The NZ Police have accidentally discharged their Tasers OVER FIVE HUNDRED TIMES. One hundred and twenty two times while on operations and three hundred and eighty two times on other occasions.

These incidents occurred during the period 1 July 2010 to 31 October 2016. These incidents were all OUTSIDE of training and do NOT include incidents at gun ranges. These were dangerous errors during operations and when simply handling arms.

Safety aside, the cost of this incompetence adds up to thousands of tax payer’s dollars. Replacement Taser modules are offered for fifty New Zealand dollars. That brings the cost of this dangerous handling to OVER TWENTY FIVE THOUSAND DOLLARS.

Much more has been paid to the victims of accidental Police shootings.

Of note is that it has only been the last two years since Tasers were routinely carried in large numbers.

The Police have refused to provide details of accidents that occurred before July 2010. Claiming that some work would be needed to locate these records. Many incidents may go entirely unreported at all.

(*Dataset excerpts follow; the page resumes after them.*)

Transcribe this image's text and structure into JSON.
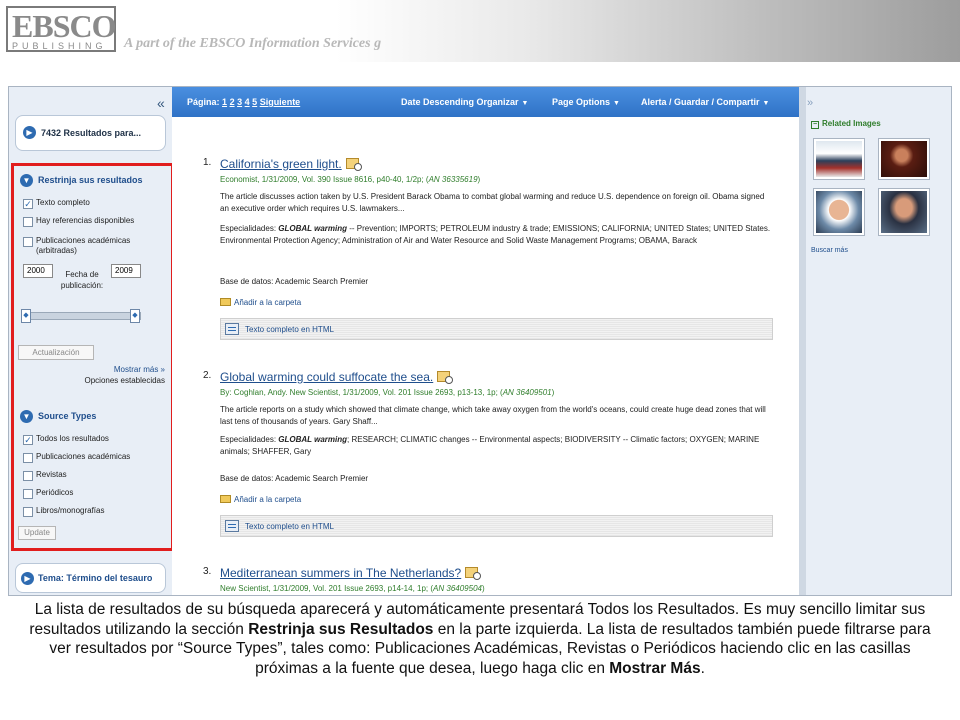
{
  "banner": {
    "logo_main": "EBSCO",
    "logo_sub": "PUBLISHING",
    "tagline": "A part of the EBSCO Information Services g"
  },
  "sidebar": {
    "collapse": "«",
    "results_count": "7432 Resultados para...",
    "refine_heading": "Restrinja sus resultados",
    "refine_options": [
      {
        "label": "Texto completo",
        "checked": true
      },
      {
        "label": "Hay referencias disponibles",
        "checked": false
      },
      {
        "label": "Publicaciones académicas (arbitradas)",
        "checked": false
      }
    ],
    "year_from": "2000",
    "year_to": "2009",
    "date_label": "Fecha de publicación:",
    "update_button": "Actualización",
    "show_more": "Mostrar más »",
    "set_options": "Opciones establecidas",
    "source_heading": "Source Types",
    "source_options": [
      {
        "label": "Todos los resultados",
        "checked": true
      },
      {
        "label": "Publicaciones académicas",
        "checked": false
      },
      {
        "label": "Revistas",
        "checked": false
      },
      {
        "label": "Periódicos",
        "checked": false
      },
      {
        "label": "Libros/monografías",
        "checked": false
      }
    ],
    "source_update": "Update",
    "tema_heading": "Tema: Término del tesauro"
  },
  "toolbar": {
    "page_label": "Página:",
    "pages": [
      "1",
      "2",
      "3",
      "4",
      "5"
    ],
    "next": "Siguiente",
    "sort": "Date Descending Organizar",
    "page_options": "Page Options",
    "alert": "Alerta / Guardar / Compartir",
    "expand": "»"
  },
  "results": [
    {
      "num": "1.",
      "title": "California's green light.",
      "source_text": "Economist, 1/31/2009, Vol. 390 Issue 8616, p40-40, 1/2p; (",
      "an": "AN 36335619",
      "abstract": "The article discusses action taken by U.S. President Barack Obama to combat global warming and reduce U.S. dependence on foreign oil. Obama signed an executive order which requires U.S. lawmakers...",
      "subjects_label": "Especialidades:",
      "subjects_bold": "GLOBAL warming",
      "subjects_rest": " -- Prevention; IMPORTS; PETROLEUM industry & trade; EMISSIONS; CALIFORNIA; UNITED States; UNITED States. Environmental Protection Agency; Administration of Air and Water Resource and Solid Waste Management Programs; OBAMA, Barack",
      "database": "Base de datos: Academic Search Premier",
      "folder": "Añadir a la carpeta",
      "fulltext": "Texto completo en HTML"
    },
    {
      "num": "2.",
      "title": "Global warming could suffocate the sea.",
      "source_text": "By: Coghlan, Andy. New Scientist, 1/31/2009, Vol. 201 Issue 2693, p13-13, 1p; (",
      "an": "AN 36409501",
      "abstract": "The article reports on a study which showed that climate change, which take away oxygen from the world's oceans, could create huge dead zones that will last tens of thousands of years. Gary Shaff...",
      "subjects_label": "Especialidades:",
      "subjects_bold": "GLOBAL warming",
      "subjects_rest": "; RESEARCH; CLIMATIC changes -- Environmental aspects; BIODIVERSITY -- Climatic factors; OXYGEN; MARINE animals; SHAFFER, Gary",
      "database": "Base de datos: Academic Search Premier",
      "folder": "Añadir a la carpeta",
      "fulltext": "Texto completo en HTML"
    },
    {
      "num": "3.",
      "title": "Mediterranean summers in The Netherlands?",
      "source_text": "New Scientist, 1/31/2009, Vol. 201 Issue 2693, p14-14, 1p; (",
      "an": "AN 36409504"
    }
  ],
  "rail": {
    "heading": "Related Images",
    "more": "Buscar más"
  },
  "caption": {
    "p1": "La lista de resultados de su búsqueda aparecerá y automáticamente presentará Todos los Resultados. Es muy sencillo limitar sus resultados utilizando la sección ",
    "b1": "Restrinja sus Resultados",
    "p2": " en la parte izquierda. La lista de resultados también puede filtrarse para ver resultados por “Source Types”, tales como: Publicaciones Académicas, Revistas o Periódicos haciendo clic en las casillas próximas a la fuente que desea, luego haga clic en ",
    "b2": "Mostrar Más",
    "p3": "."
  },
  "colors": {
    "toolbar_blue": "#2f72c6",
    "link_blue": "#1f4e8c",
    "source_green": "#2f7d2b",
    "highlight_red": "#e11d1d",
    "sidebar_bg": "#e8eef6"
  }
}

The NZ Police Association has repeatedly called for all frontline Police to be armed with handguns. As it stands, Police have accidentally shot a handcuffed suspect in 2013 and killed an innocent teenager on the way to work shortly before that. Another innocent victim sued police for accidentally shooting him during the same incident.

At the time of this release the NZ Police have yet to respond to questions regarding how many of their issue weapons are unaccounted for. Further, if any have fallen into the hands of criminals. This is a timely issue with a Parliamentary Committee now looking into how gangs acquire their firearms.

The NZ Police Association recently told the Otago Daily Times that 20,000 firearms are stolen and provided to criminals each year. NZ Police figures prove this to be inaccurate by… about 20,000.

The NZ Police have also refused to answer questions relating to how many of the patrol vehicles, that are routinely stolen from them, contained weapons and if the thieves had access to these. Police claim that too much work would be involved in gathering the data.

Kiwis understand and appreciate the dangerous job performed by front line officers but they MUST be supported with improved weapons training to accompany the deadly weapons with which they are issued.

This would also prevent dangerous embarrassments such as NZ Police leaving their loaded weapons behind in Parliamentary bathrooms, as happened last year.